Monitoring never bothered me. I actually kind of liked watching the contractions on the monitor, because I thought it was kind of cool. They start out like little hills at first, and then when things get going, get turn more in to plateaus. I guess I'm a geek. :) I think also I'm a huge go with the flow type personality, and not much gets under my skin, so most of their policies just roll off my back. I like the assurance of having an IV because my blood pressure, which is normally low anyway, drops like a rock when I hit transition. I'm talking like 50/20. Like, I am unresponsive. And it's nice having that quick access to adrenaline, and they can pump me full of fluid to try to counteract it as much as possible. We didn't know it was going to do that with my first, so my BP dropped to 42/20, the baby's heartrate plummeted also, but with oxygen for me, and some adrenaline, and squeezing the bag of fluid in to my body, all was well. When it actually happens, I don't know that anything is wrong, which in hindsight is probably the scariest thing. I feel a little sleepy, but my mind is so far gone that it doesn't ring any alarm bells at all.
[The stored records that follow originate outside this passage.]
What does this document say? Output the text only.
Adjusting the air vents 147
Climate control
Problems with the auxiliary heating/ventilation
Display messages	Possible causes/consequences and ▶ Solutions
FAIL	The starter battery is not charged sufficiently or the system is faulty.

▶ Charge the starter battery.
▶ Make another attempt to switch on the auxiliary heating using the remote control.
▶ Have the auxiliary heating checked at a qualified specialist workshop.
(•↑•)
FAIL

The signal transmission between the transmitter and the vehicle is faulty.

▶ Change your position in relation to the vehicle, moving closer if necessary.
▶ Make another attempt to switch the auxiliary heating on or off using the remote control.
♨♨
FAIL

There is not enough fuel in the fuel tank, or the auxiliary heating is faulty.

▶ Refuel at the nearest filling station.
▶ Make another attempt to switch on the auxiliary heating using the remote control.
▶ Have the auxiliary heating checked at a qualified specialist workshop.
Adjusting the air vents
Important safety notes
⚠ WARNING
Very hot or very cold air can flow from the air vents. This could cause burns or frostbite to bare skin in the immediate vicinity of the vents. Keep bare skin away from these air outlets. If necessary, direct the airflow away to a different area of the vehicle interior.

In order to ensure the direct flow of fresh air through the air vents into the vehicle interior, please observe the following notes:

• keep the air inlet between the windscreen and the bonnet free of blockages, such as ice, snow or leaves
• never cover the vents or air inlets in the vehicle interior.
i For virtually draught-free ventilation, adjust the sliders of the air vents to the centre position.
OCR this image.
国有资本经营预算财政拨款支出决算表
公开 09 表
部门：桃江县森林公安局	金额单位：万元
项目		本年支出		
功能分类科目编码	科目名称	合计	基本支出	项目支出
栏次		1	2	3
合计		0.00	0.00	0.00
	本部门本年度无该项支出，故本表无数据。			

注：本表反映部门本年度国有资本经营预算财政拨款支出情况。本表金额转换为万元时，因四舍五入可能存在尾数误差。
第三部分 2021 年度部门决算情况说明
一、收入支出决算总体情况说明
I just slowly drift away, and everyone thinks I have fallen asleep or I'm" in the zone" (that was my midwife with my non-epidural hosp birth), and leaves me alone. and somewhere through this tunnel I can hear them talking, but I can't move or talk to them. It's kind of funky.

 

I always bring my own clothes. The nurse at my last birth gave me a talking to about it, but it's not her decision what I wear, it's mine. She thought I'd get upset if it got messy. Nah. I can wash it.

 

I've given birth in 3 different hospitals, and in general I was able to pretty much do whatever I wanted. Honestly, my midwife birth was the worst as far as being bossed goes. The woman just had some idea I was an idiot in her head and she was trying to de-indoctrinate me about the right way to birth. Whatever. It didn't go as she had planned, lol. With my first birth my husband was the one who delivered the baby. The OB didn't even touch her. The midwife wouldn't let dh near me, but I wish she would have let him do it again because she was pretty terrible. And with my third I delivered her myself, and once again, the OB was just nearby. I've never had anyone pull on the cord, or scrape out the placenta, or really do much of anything to me. Nursing care has been spotty. Some of them good, some of them bad.

 

With my first birth (I'm high risk) I was expecting all these horrible things to happen to me because I had read on here and other boards about the way the hospital brings you down. But it wasn't like that. My first birth was really nice. It was very peaceful, and lovely. My second birth was a bit of a mess, because he was in a weird position and my midwife had ego issues, but it was still fine. And my third birth was very emotional because of some family issues, but incredibly sweet. I'll remember pulling her warm, wet limp little body out and laying her on my tummy, while she didn't cry but just looked at me in the eyes for the longest time, for the rest of my life. Unfortunately because she didn't cry she ended up needing oxygen, but they just kind of sprayed it on her face to make sure she pinked up OK, so we could sit and get to know one another. My biggest problem with birthing in a hospital is the after care. Once again, the nurses are really hit or miss, and I get out of there AMA as soon as I feel comfortable.